Now, however, the stamp duty surcharge is slowly becoming a ‘normal’ of buying a property, for many people. In addition, the Brexit negotiations are so fraught with disagreements, that even now it’s still too early to know exactly what the end result of it will be. And, how that might affect London and the UK.
Higher value London sales improve
The details of the survey also showed that the average price of properties valued between £5 million and £10 million, fell by 2.3% in September from a year earlier. Prime central London properties between the £1 million and £2 million bracket, meanwhile, declined 5.3%, over the same period.
One clear sign of increased buyer caution is the length of time property sales are taking to complete. In September, the average bumper of days between the listing of a property and exchanging contracts was 34, up from 27 in September 2016.

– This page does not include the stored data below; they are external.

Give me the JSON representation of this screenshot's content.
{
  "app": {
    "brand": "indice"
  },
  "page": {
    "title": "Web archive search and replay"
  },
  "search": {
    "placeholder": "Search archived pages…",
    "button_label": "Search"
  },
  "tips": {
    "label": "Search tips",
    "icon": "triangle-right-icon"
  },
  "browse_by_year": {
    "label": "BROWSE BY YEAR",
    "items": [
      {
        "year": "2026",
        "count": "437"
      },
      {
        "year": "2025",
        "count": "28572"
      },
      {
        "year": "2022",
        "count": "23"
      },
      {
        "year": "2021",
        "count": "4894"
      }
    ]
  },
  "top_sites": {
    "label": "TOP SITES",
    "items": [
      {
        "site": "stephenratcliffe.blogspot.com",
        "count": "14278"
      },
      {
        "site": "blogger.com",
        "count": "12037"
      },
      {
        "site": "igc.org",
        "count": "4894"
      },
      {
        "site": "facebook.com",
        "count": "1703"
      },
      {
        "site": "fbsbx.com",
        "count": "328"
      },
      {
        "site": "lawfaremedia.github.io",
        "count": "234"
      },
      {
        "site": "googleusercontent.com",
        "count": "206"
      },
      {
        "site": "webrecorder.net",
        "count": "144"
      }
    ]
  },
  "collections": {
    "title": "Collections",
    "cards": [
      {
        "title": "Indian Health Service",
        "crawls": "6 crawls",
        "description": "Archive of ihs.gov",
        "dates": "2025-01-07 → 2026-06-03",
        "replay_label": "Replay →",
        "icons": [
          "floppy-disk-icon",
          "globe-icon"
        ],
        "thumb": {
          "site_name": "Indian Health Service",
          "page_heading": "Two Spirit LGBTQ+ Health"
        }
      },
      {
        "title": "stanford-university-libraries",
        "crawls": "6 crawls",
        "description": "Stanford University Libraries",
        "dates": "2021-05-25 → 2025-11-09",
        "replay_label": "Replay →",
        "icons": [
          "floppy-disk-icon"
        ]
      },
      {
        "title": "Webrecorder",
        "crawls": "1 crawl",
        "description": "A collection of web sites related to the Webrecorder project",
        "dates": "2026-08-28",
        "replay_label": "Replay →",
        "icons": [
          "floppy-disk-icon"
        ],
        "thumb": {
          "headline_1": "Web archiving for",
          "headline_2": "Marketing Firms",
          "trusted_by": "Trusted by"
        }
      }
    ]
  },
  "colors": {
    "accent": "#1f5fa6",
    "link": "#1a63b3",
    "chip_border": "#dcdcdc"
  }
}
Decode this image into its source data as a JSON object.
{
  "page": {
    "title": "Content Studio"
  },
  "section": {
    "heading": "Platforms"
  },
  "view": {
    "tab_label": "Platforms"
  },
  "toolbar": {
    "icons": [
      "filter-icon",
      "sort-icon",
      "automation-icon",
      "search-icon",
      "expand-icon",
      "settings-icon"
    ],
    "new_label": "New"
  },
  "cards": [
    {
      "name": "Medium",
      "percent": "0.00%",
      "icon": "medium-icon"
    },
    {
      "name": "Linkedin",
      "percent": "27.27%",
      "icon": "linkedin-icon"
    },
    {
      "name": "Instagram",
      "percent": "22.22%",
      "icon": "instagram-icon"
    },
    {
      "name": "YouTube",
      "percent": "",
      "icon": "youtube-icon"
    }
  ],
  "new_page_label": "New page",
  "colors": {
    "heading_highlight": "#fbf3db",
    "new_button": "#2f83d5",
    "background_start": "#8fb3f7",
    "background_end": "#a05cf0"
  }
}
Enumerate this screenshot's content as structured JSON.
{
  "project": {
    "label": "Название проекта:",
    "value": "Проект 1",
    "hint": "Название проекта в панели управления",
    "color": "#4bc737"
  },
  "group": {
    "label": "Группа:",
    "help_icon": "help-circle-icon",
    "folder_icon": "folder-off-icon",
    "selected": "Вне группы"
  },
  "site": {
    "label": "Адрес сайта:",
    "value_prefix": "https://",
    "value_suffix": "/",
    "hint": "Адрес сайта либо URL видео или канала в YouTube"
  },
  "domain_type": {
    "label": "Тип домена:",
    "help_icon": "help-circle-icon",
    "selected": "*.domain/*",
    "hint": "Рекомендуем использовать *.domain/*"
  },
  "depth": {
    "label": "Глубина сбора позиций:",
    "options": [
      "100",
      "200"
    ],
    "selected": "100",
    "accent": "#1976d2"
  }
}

In addition, the number of new properties listed for ales was 18.2% lower between January and September 2017, compared with the same period a year ago.
Taking a look at the entire picture, Knight Frank’s head of central London residential research, Tom Bill, said the latest figures suggest London property prices are on track to end the year, largely flat – in line with their forecasts.
“With four months of 2017 still left to run, it’s still far from clear whether or not London property prices will recover enough to achieve Knight Frank’s forecast,” said Battersea estate agent, Eden Harper. “However, even if they simply continue on the recovery path they’re currently on, then that will represent a promising performance by the English capital city.”